Jakarta, 4 Mei 2026 – Bursa Efek Indonesia (BEI) mencatat sebanyak 11 perusahaan berskala besar tengah bersiap untuk melaksanakan penawaran umum perdana saham atau IPO di pasar modal Indonesia. Kehadiran calon emiten baru ini dinilai menjadi sinyal positif bagi perkembangan pasar modal nasional.
Menurut pihak BEI, perusahaan-perusahaan tersebut berasal dari berbagai sektor industri, mulai dari energi, teknologi, hingga manufaktur.
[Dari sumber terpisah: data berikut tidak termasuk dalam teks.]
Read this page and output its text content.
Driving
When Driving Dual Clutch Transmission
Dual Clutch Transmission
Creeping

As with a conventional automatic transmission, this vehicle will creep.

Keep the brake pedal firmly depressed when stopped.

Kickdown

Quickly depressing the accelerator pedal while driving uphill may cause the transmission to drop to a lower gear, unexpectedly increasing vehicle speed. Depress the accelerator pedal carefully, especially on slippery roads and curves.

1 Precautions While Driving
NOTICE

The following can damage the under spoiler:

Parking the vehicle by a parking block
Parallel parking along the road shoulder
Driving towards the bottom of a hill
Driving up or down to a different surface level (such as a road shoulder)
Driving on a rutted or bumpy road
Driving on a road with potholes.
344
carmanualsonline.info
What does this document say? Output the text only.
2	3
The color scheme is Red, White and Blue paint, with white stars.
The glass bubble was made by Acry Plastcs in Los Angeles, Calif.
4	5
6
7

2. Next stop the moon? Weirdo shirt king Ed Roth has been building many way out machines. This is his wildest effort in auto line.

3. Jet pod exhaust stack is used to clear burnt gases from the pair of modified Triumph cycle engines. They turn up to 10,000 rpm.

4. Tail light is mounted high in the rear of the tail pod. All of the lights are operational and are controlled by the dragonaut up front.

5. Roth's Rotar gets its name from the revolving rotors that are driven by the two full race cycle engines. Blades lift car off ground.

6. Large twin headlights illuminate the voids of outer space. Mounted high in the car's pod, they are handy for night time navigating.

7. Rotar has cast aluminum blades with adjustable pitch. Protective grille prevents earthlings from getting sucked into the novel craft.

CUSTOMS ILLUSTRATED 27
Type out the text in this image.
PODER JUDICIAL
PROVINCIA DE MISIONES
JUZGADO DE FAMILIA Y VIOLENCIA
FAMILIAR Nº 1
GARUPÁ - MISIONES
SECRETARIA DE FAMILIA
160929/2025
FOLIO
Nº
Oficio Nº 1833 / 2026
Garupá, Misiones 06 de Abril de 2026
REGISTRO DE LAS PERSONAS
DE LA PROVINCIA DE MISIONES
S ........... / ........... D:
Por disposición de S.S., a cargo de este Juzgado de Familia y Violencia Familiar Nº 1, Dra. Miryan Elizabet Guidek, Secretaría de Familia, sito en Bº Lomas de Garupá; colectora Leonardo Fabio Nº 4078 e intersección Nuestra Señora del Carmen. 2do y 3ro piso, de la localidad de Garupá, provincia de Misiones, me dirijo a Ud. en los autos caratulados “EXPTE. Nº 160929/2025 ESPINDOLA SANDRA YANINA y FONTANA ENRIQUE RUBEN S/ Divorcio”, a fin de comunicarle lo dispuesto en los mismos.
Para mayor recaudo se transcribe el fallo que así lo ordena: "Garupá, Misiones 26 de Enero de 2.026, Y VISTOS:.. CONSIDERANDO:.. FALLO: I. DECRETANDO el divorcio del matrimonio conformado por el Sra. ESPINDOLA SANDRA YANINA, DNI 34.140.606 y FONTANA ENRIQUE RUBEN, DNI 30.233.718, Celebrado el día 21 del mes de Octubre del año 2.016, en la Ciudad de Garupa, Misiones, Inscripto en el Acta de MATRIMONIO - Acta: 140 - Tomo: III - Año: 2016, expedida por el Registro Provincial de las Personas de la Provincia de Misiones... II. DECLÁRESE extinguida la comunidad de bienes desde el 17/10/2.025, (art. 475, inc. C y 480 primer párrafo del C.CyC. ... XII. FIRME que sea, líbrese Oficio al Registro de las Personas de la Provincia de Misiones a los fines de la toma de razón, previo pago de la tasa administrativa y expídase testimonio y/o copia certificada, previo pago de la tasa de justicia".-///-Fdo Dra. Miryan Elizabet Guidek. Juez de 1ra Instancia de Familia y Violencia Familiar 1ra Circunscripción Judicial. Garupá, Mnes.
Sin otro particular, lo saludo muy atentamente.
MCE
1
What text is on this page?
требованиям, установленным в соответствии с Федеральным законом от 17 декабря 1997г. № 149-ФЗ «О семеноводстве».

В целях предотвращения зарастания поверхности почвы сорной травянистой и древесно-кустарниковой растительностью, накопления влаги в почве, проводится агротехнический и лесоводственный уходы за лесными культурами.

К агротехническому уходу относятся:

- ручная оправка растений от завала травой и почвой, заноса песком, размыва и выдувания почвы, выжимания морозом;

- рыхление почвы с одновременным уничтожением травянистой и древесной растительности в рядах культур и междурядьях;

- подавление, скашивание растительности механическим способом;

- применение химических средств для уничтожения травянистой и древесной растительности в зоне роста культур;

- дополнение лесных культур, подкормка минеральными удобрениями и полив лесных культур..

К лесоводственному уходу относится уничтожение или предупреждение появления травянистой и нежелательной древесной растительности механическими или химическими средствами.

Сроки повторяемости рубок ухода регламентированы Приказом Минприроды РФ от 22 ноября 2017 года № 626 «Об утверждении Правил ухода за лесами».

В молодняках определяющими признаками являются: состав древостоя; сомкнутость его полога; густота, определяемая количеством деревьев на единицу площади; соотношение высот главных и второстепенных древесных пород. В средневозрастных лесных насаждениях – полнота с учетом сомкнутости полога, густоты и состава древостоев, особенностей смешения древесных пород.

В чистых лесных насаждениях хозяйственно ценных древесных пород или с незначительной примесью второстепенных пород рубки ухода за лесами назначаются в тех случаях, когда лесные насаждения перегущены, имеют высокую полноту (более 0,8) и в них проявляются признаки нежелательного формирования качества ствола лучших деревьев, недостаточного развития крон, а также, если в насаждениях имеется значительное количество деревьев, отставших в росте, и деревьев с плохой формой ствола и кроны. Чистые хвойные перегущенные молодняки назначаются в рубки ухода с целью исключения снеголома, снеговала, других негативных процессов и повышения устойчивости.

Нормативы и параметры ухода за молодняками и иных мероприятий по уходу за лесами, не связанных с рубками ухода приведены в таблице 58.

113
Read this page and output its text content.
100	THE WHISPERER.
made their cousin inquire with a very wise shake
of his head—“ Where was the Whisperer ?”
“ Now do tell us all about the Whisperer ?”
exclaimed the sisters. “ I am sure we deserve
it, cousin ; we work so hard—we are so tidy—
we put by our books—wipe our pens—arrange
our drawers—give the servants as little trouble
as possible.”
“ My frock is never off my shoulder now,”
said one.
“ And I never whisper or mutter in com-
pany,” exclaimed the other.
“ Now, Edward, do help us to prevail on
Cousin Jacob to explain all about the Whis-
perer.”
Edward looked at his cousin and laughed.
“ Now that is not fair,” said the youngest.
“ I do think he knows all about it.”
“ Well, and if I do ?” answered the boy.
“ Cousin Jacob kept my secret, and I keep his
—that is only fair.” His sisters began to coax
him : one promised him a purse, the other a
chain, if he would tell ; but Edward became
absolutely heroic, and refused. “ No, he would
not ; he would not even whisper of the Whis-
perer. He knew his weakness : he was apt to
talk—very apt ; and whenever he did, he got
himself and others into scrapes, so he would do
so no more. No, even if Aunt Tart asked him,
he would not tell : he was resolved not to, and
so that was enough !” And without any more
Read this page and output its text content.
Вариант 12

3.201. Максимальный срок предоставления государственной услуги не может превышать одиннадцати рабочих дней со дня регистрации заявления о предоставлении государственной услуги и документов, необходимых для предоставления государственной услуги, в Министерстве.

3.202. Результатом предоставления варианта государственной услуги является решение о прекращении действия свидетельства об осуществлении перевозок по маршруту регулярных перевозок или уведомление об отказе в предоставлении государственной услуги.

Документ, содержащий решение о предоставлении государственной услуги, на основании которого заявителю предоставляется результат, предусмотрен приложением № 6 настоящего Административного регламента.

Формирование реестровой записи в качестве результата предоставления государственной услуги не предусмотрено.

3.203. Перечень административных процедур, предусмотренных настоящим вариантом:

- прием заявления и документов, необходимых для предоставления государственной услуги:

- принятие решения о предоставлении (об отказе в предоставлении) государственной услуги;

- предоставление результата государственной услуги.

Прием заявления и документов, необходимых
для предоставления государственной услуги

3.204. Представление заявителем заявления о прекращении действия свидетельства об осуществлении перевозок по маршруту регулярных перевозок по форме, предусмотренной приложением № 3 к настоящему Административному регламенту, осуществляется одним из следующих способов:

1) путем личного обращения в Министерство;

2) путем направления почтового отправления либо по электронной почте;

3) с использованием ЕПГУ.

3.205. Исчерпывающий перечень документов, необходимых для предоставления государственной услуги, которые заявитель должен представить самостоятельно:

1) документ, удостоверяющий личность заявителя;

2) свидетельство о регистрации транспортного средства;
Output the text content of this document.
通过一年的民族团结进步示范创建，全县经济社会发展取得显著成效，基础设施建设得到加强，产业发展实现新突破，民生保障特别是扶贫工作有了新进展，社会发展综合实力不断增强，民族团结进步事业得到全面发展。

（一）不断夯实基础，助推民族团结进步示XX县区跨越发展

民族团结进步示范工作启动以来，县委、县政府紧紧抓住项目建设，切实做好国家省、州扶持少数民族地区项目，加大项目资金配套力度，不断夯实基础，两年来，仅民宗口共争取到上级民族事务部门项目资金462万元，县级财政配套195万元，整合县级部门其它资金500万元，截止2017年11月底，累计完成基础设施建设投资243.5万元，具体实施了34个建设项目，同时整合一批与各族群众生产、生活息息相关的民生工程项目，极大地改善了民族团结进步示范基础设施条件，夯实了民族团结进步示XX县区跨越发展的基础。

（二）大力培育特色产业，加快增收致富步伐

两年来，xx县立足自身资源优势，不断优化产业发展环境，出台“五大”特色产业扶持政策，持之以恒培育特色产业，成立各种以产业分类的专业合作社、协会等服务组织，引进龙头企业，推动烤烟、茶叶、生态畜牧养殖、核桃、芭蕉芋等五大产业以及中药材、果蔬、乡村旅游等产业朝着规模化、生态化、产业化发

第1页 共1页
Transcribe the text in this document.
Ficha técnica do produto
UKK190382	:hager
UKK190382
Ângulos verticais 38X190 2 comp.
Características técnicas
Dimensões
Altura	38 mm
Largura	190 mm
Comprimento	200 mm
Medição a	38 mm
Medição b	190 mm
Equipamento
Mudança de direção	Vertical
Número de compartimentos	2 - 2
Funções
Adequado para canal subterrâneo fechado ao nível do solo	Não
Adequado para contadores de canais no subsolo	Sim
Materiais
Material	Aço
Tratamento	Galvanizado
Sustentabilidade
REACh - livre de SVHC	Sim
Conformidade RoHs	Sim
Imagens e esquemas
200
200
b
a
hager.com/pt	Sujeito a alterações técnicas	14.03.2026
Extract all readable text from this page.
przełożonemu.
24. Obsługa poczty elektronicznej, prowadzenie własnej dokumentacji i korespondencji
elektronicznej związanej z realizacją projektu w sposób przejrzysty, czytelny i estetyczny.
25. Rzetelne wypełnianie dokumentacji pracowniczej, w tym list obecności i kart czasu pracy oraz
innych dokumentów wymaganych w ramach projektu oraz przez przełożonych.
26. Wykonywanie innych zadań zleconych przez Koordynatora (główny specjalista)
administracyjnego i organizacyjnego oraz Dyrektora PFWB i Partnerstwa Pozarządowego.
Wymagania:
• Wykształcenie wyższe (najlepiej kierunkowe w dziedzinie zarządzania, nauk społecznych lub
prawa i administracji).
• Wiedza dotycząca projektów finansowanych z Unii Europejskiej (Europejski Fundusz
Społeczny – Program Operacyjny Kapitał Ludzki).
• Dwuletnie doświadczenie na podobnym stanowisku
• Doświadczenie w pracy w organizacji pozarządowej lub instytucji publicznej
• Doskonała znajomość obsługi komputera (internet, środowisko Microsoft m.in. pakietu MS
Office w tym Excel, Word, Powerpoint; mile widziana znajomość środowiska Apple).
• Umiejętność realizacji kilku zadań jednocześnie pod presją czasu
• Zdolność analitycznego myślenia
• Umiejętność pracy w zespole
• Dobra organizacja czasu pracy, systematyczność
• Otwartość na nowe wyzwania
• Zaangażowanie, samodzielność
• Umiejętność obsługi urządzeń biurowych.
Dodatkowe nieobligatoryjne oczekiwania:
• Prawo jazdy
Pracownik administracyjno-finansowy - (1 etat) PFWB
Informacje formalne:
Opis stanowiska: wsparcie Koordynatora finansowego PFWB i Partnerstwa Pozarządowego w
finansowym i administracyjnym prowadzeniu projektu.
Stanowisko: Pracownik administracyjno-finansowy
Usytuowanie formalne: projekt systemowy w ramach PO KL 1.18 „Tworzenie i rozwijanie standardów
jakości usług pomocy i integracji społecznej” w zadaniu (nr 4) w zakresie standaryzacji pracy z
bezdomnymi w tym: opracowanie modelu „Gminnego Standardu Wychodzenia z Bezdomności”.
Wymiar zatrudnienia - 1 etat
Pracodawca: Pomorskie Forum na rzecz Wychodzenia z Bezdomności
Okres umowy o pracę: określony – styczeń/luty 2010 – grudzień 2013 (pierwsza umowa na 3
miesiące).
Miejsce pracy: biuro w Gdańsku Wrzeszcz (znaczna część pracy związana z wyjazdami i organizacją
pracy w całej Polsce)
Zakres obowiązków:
Diversifikasi sektor ini diharapkan dapat memberikan pilihan investasi yang lebih luas bagi para investor.
Proses persiapan IPO saat ini tengah berjalan, termasuk pemenuhan persyaratan administrasi dan evaluasi dari regulator. BEI menyebut bahwa setiap perusahaan harus melalui tahapan yang ketat sebelum resmi melantai di bursa.
Pengamat pasar modal menilai bahwa minat perusahaan besar untuk melakukan IPO menunjukkan tingkat kepercayaan yang tinggi terhadap kondisi ekonomi Indonesia. Selain itu, hal ini juga mencerminkan potensi pertumbuhan pasar yang masih terbuka lebar.
Kehadiran emiten baru berskala besar juga diharapkan dapat meningkatkan likuiditas dan kedalaman pasar modal. Dengan semakin banyaknya perusahaan yang tercatat, aktivitas perdagangan saham diperkirakan akan semakin dinamis.
Di sisi lain, investor diimbau untuk tetap melakukan analisis sebelum mengambil keputusan investasi. Setiap perusahaan memiliki karakteristik dan risiko yang berbeda, sehingga pemahaman yang baik menjadi kunci.
BEI juga terus mendorong perusahaan-perusahaan potensial untuk memanfaatkan pasar modal sebagai sumber pendanaan. Langkah ini dinilai dapat membantu ekspansi bisnis sekaligus memperkuat struktur keuangan perusahaan.
Dengan adanya 11 perusahaan besar yang bersiap IPO, pasar modal Indonesia diharapkan semakin berkembang dan mampu menarik minat investor, baik dari dalam maupun luar negeri.